Département de l'environnement, des transports, de l'énergie et de la communication

Liquidé

Wortlaut

Vu les décisions prises par les Commissions de politique extérieure des deux Chambres et la volonté maintes fois exprimée du Parlement d'intensifier la présence culturelle et politique de la Suisse dans le monde, le Conseil fédéral n'est-il pas d'avis qu'il convient de rétablir dans les plus brefs délais l'information quotidienne et les émissions en langue portugaise dirigées vers le Brésil ?

Begründung

La politique de l'actuelle direction de Radio suisse internationale (RSI) est aberrante. Les émissions régulières d'information de RSI en langue portugaise sont reprises par 160 stations brésiliennes. Depuis 1990 déjà, les émissions vers l'Afrique lusophone et le Portugal ont été amputées. Parmi les plus de cinq millions de personnes qui au Brésil écoutent chaque jour les informations parvenant de la Suisse, il y a de nombreux Suisses de l'étranger. La rédaction en langue portugaise existe depuis 57 ans.

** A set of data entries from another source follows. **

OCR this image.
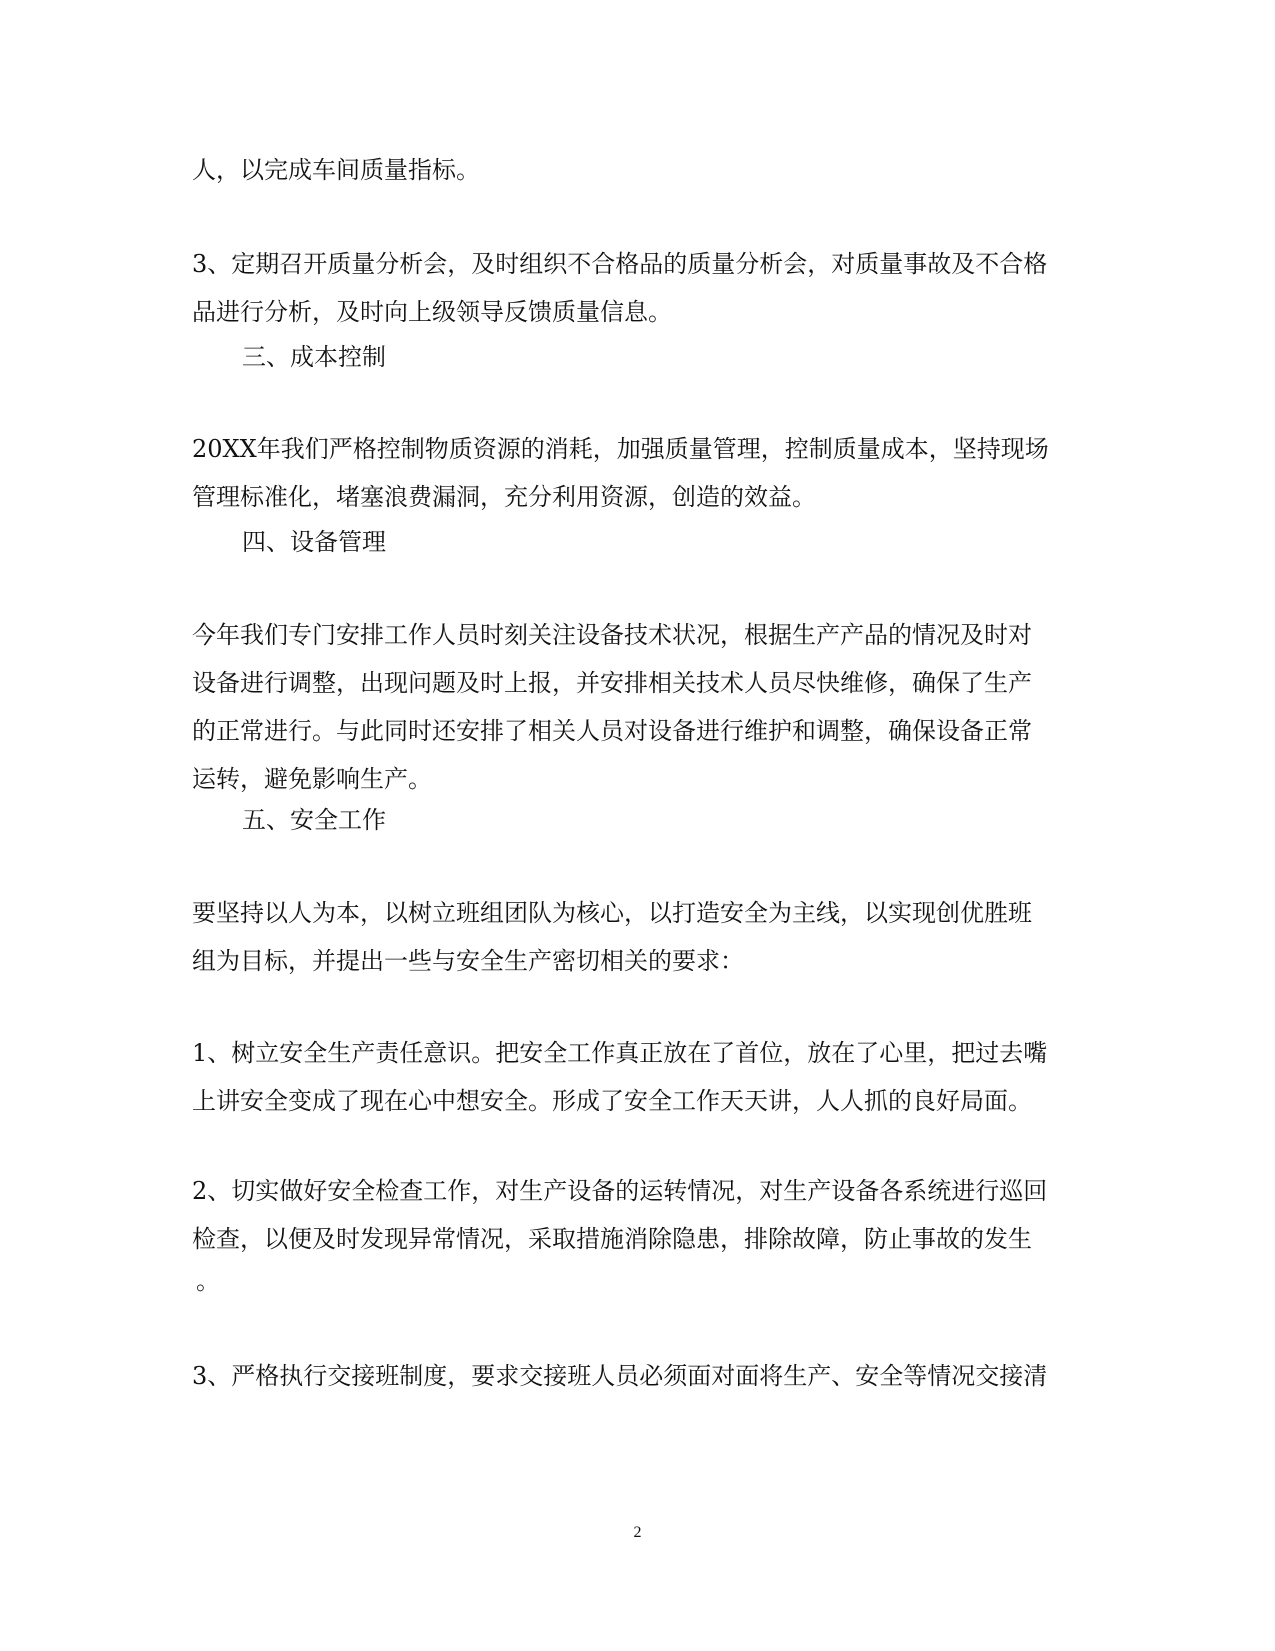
人，以完成车间质量指标。
3、定期召开质量分析会，及时组织不合格品的质量分析会，对质量事故及不合格
品进行分析，及时向上级领导反馈质量信息。
三、成本控制
20XX年我们严格控制物质资源的消耗，加强质量管理，控制质量成本，坚持现场
管理标准化，堵塞浪费漏洞，充分利用资源，创造的效益。
四、设备管理
今年我们专门安排工作人员时刻关注设备技术状况，根据生产产品的情况及时对
设备进行调整，出现问题及时上报，并安排相关技术人员尽快维修，确保了生产
的正常进行。与此同时还安排了相关人员对设备进行维护和调整，确保设备正常
运转，避免影响生产。
五、安全工作
要坚持以人为本，以树立班组团队为核心，以打造安全为主线，以实现创优胜班
组为目标，并提出一些与安全生产密切相关的要求：
1、树立安全生产责任意识。把安全工作真正放在了首位，放在了心里，把过去嘴
上讲安全变成了现在心中想安全。形成了安全工作天天讲，人人抓的良好局面。
2、切实做好安全检查工作，对生产设备的运转情况，对生产设备各系统进行巡回
检查，以便及时发现异常情况，采取措施消除隐患，排除故障，防止事故的发生
。
3、严格执行交接班制度，要求交接班人员必须面对面将生产、安全等情况交接清
2
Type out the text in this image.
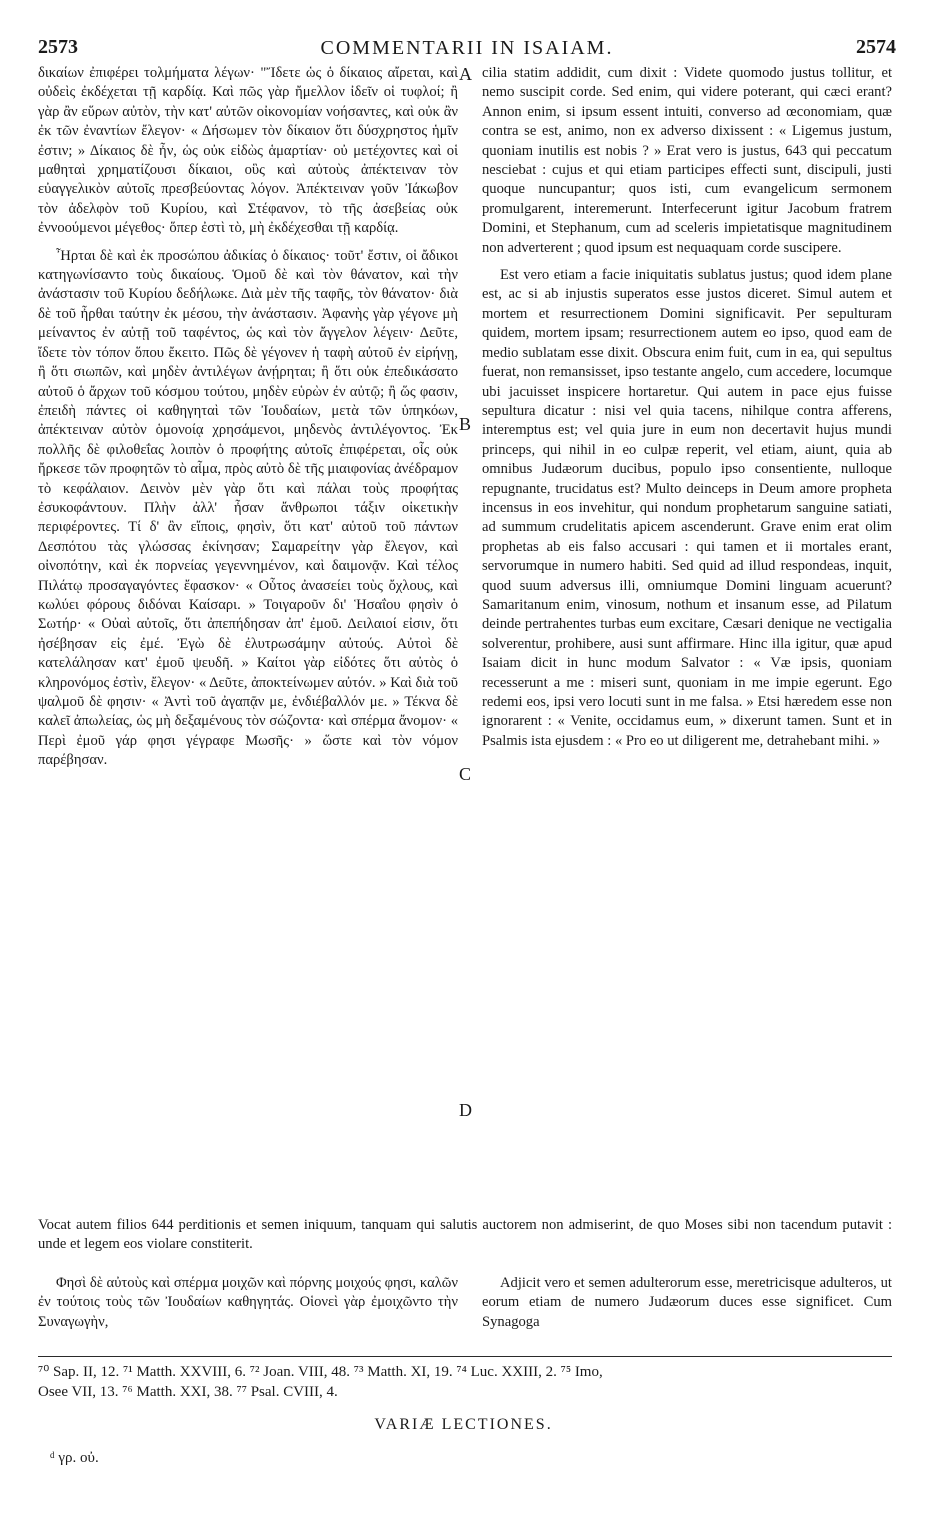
2573	COMMENTARII IN ISAIAM.	2574

δικαίων ἐπιφέρει τολμήματα λέγων· "Ἴδετε ὡς ὁ δίκαιος αἴρεται, καὶ οὐδεὶς ἐκδέχεται τῇ καρδίᾳ. Καὶ πῶς γὰρ ἤμελλον ἰδεῖν οἱ τυφλοί; ἢ γὰρ ἂν εὕρων αὐτὸν, τὴν κατ' αὐτῶν οἰκονομίαν νοήσαντες, καὶ οὐκ ἂν ἐκ τῶν ἐναντίων ἔλεγον· « Δήσωμεν τὸν δίκαιον ὅτι δύσχρηστος ἡμῖν ἐστιν; » Δίκαιος δὲ ἦν, ὡς οὐκ εἰδὼς ἁμαρτίαν· οὐ μετέχοντες καὶ οἱ μαθηταὶ χρηματίζουσι δίκαιοι, οὓς καὶ αὐτοὺς ἀπέκτειναν τὸν εὐαγγελικὸν αὐτοῖς πρεσβεύοντας λόγον. Ἀπέκτειναν γοῦν Ἰάκωβον τὸν ἀδελφὸν τοῦ Κυρίου, καὶ Στέφανον, τὸ τῆς ἀσεβείας οὐκ ἐννοούμενοι μέγεθος· ὅπερ ἐστὶ τὸ, μὴ ἐκδέχεσθαι τῇ καρδίᾳ.

Ἦρται δὲ καὶ ἐκ προσώπου ἀδικίας ὁ δίκαιος· τοῦτ' ἔστιν, οἱ ἄδικοι κατηγωνίσαντο τοὺς δικαίους. Ὁμοῦ δὲ καὶ τὸν θάνατον, καὶ τὴν ἀνάστασιν τοῦ Κυρίου δεδήλωκε. Διὰ μὲν τῆς ταφῆς, τὸν θάνατον· διὰ δὲ τοῦ ἦρθαι ταύτην ἐκ μέσου, τὴν ἀνάστασιν. Ἀφανὴς γὰρ γέγονε μὴ μείναντος ἐν αὐτῇ τοῦ ταφέντος, ὡς καὶ τὸν ἄγγελον λέγειν· Δεῦτε, ἴδετε τὸν τόπον ὅπου ἔκειτο. Πῶς δὲ γέγονεν ἡ ταφὴ αὐτοῦ ἐν εἰρήνῃ, ἢ ὅτι σιωπῶν, καὶ μηδὲν ἀντιλέγων ἀνῄρηται; ἢ ὅτι οὐκ ἐπεδικάσατο αὐτοῦ ὁ ἄρχων τοῦ κόσμου τούτου, μηδὲν εὑρὼν ἐν αὐτῷ; ἢ ὥς φασιν, ἐπειδὴ πάντες οἱ καθηγηταὶ τῶν Ἰουδαίων, μετὰ τῶν ὑπηκόων, ἀπέκτειναν αὐτὸν ὁμονοίᾳ χρησάμενοι, μηδενὸς ἀντιλέγοντος. Ἐκ πολλῆς δὲ φιλοθεΐας λοιπὸν ὁ προφήτης αὐτοῖς ἐπιφέρεται, οἷς οὐκ ἤρκεσε τῶν προφητῶν τὸ αἷμα, πρὸς αὐτὸ δὲ τῆς μιαιφονίας ἀνέδραμον τὸ κεφάλαιον. Δεινὸν μὲν γὰρ ὅτι καὶ πάλαι τοὺς προφήτας ἐσυκοφάντουν. Πλὴν ἀλλ' ἦσαν ἄνθρωποι τάξιν οἰκετικὴν περιφέροντες. Τί δ' ἂν εἴποις, φησὶν, ὅτι κατ' αὐτοῦ τοῦ πάντων Δεσπότου τὰς γλώσσας ἐκίνησαν; Σαμαρείτην γὰρ ἔλεγον, καὶ οἰνοπότην, καὶ ἐκ πορνείας γεγεννημένον, καὶ δαιμονᾷν. Καὶ τέλος Πιλάτῳ προσαγαγόντες ἔφασκον· « Οὗτος ἀνασείει τοὺς ὄχλους, καὶ κωλύει φόρους διδόναι Καίσαρι. » Τοιγαροῦν δι' Ἡσαΐου φησὶν ὁ Σωτήρ· « Οὐαὶ αὐτοῖς, ὅτι ἀπεπήδησαν ἀπ' ἐμοῦ. Δειλαιοί εἰσιν, ὅτι ἠσέβησαν εἰς ἐμέ. Ἐγὼ δὲ ἐλυτρωσάμην αὐτούς. Αὐτοὶ δὲ κατελάλησαν κατ' ἐμοῦ ψευδῆ. » Καίτοι γὰρ εἰδότες ὅτι αὐτὸς ὁ κληρονόμος ἐστὶν, ἔλεγον· « Δεῦτε, ἀποκτείνωμεν αὐτόν. » Καὶ διὰ τοῦ ψαλμοῦ δὲ φησιν· « Ἀντὶ τοῦ ἀγαπᾷν με, ἐνδιέβαλλόν με. » Τέκνα δὲ καλεῖ ἀπωλείας, ὡς μὴ δεξαμένους τὸν σώζοντα· καὶ σπέρμα ἄνομον· « Περὶ ἐμοῦ γάρ φησι γέγραφε Μωσῆς· » ὥστε καὶ τὸν νόμον παρέβησαν.

cilia statim addidit, cum dixit : Videte quomodo justus tollitur, et nemo suscipit corde. Sed enim, qui videre poterant, qui cæci erant? Annon enim, si ipsum essent intuiti, converso ad œconomiam, quæ contra se est, animo, non ex adverso dixissent : « Ligemus justum, quoniam inutilis est nobis ? » Erat vero is justus, 643 qui peccatum nesciebat : cujus et qui etiam participes effecti sunt, discipuli, justi quoque nuncupantur; quos isti, cum evangelicum sermonem promulgarent, interemerunt. Interfecerunt igitur Jacobum fratrem Domini, et Stephanum, cum ad sceleris impietatisque magnitudinem non adverterent ; quod ipsum est nequaquam corde suscipere.

Est vero etiam a facie iniquitatis sublatus justus; quod idem plane est, ac si ab injustis superatos esse justos diceret. Simul autem et mortem et resurrectionem Domini significavit. Per sepulturam quidem, mortem ipsam; resurrectionem autem eo ipso, quod eam de medio sublatam esse dixit. Obscura enim fuit, cum in ea, qui sepultus fuerat, non remansisset, ipso testante angelo, cum accedere, locumque ubi jacuisset inspicere hortaretur. Qui autem in pace ejus fuisse sepultura dicatur : nisi vel quia tacens, nihilque contra afferens, interemptus est; vel quia jure in eum non decertavit hujus mundi princeps, qui nihil in eo culpæ reperit, vel etiam, aiunt, quia ab omnibus Judæorum ducibus, populo ipso consentiente, nulloque repugnante, trucidatus est? Multo deinceps in Deum amore propheta incensus in eos invehitur, qui nondum prophetarum sanguine satiati, ad summum crudelitatis apicem ascenderunt. Grave enim erat olim prophetas ab eis falso accusari : qui tamen et ii mortales erant, servorumque in numero habiti. Sed quid ad illud respondeas, inquit, quod suum adversus illi, omniumque Domini linguam acuerunt? Samaritanum enim, vinosum, nothum et insanum esse, ad Pilatum deinde pertrahentes turbas eum excitare, Cæsari denique ne vectigalia solverentur, prohibere, ausi sunt affirmare. Hinc illa igitur, quæ apud Isaiam dicit in hunc modum Salvator : « Væ ipsis, quoniam recesserunt a me : miseri sunt, quoniam in me impie egerunt. Ego redemi eos, ipsi vero locuti sunt in me falsa. » Etsi hæredem esse non ignorarent : « Venite, occidamus eum, » dixerunt tamen. Sunt et in Psalmis ista ejusdem : « Pro eo ut diligerent me, detrahebant mihi. »

A
B
C
D
Vocat autem filios 644 perditionis et semen iniquum, tanquam qui salutis auctorem non admiserint, de quo Moses sibi non tacendum putavit : unde et legem eos violare constiterit.

Φησὶ δὲ αὐτοὺς καὶ σπέρμα μοιχῶν καὶ πόρνης μοιχούς φησι, καλῶν ἐν τούτοις τοὺς τῶν Ἰουδαίων καθηγητάς. Οἱονεὶ γὰρ ἐμοιχῶντο τὴν Συναγωγὴν,

Adjicit vero et semen adulterorum esse, meretricisque adulteros, ut eorum etiam de numero Judæorum duces esse significet. Cum Synagoga

⁷⁰ Sap. II, 12. ⁷¹ Matth. XXVIII, 6. ⁷² Joan. VIII, 48. ⁷³ Matth. XI, 19. ⁷⁴ Luc. XXIII, 2. ⁷⁵ Imo,
Osee VII, 13. ⁷⁶ Matth. XXI, 38. ⁷⁷ Psal. CVIII, 4.
VARIÆ LECTIONES.
ᵈ γρ. οὐ.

Fin 1998, la direction de RSI veut supprimer purement et simplement cette rédaction.

Cette décision relève de l'aveuglement le plus évident. Elle obéit à une stérile logique bureaucratique et ne tient aucun compte de la mission que la Confédération a assignée à RSI. J'espère vivement que le Conseil fédéral mettra de l'ordre dans la fumeuse stratégie de la direction de RSI et rétablira ce contact essentiel, quotidien avec les auditeurs du plus vaste pays d'Amérique latine qui, au-delà des colonies suisses, accueille l'essentiel des investissements helvétiques sur le continent.

Stellungnahme des Bundesrates

L'offre de base obligatoire de RSI comprend des émissions en allemand, en français, en italien, en romanche et en anglais (art. 2 de la concession); les autres langues sont facultatives.

L'art. 20, al. 3, de la loi fédérale sur la radio et la télévision contraint la Confédération à prendre à sa charge au moins la moitié des coûts de RSI, une obligation qui ne peut toutefois plus être totalement remplie en raison des mesures d'économies prises ces dernières années. Dans un tel contexte, RSI a le droit de réduire sa palette de programmes, en vertu de l'art. 5, al. 3, de sa concession. À l'heure actuelle, la SSR supporte près de 56 % des coûts, ce qui l'a obligée à fixer des priorités.

RSI renonce certes à sa rédaction portugaise, mais cela ne signifie pas pour autant qu'elle supprime complètement cette langue de ses programmes. En effet, elle dispose à Genève d'un bureau qui pourra fournir aux médias brésiliens, portugais et africains des informations concernant la Suisse. En outre, la SSR n'exclut pas de renforcer ce service s'il suscite un réel intérêt et s'il est cofinancé par une partie des utilisateurs (souvent des sociétés commerciales). Enfin, dans le cadre de sa nouvelle stratégie, RSI est en train de développer sur l'Internet un service que les médias des pays lusophones pourront également utiliser.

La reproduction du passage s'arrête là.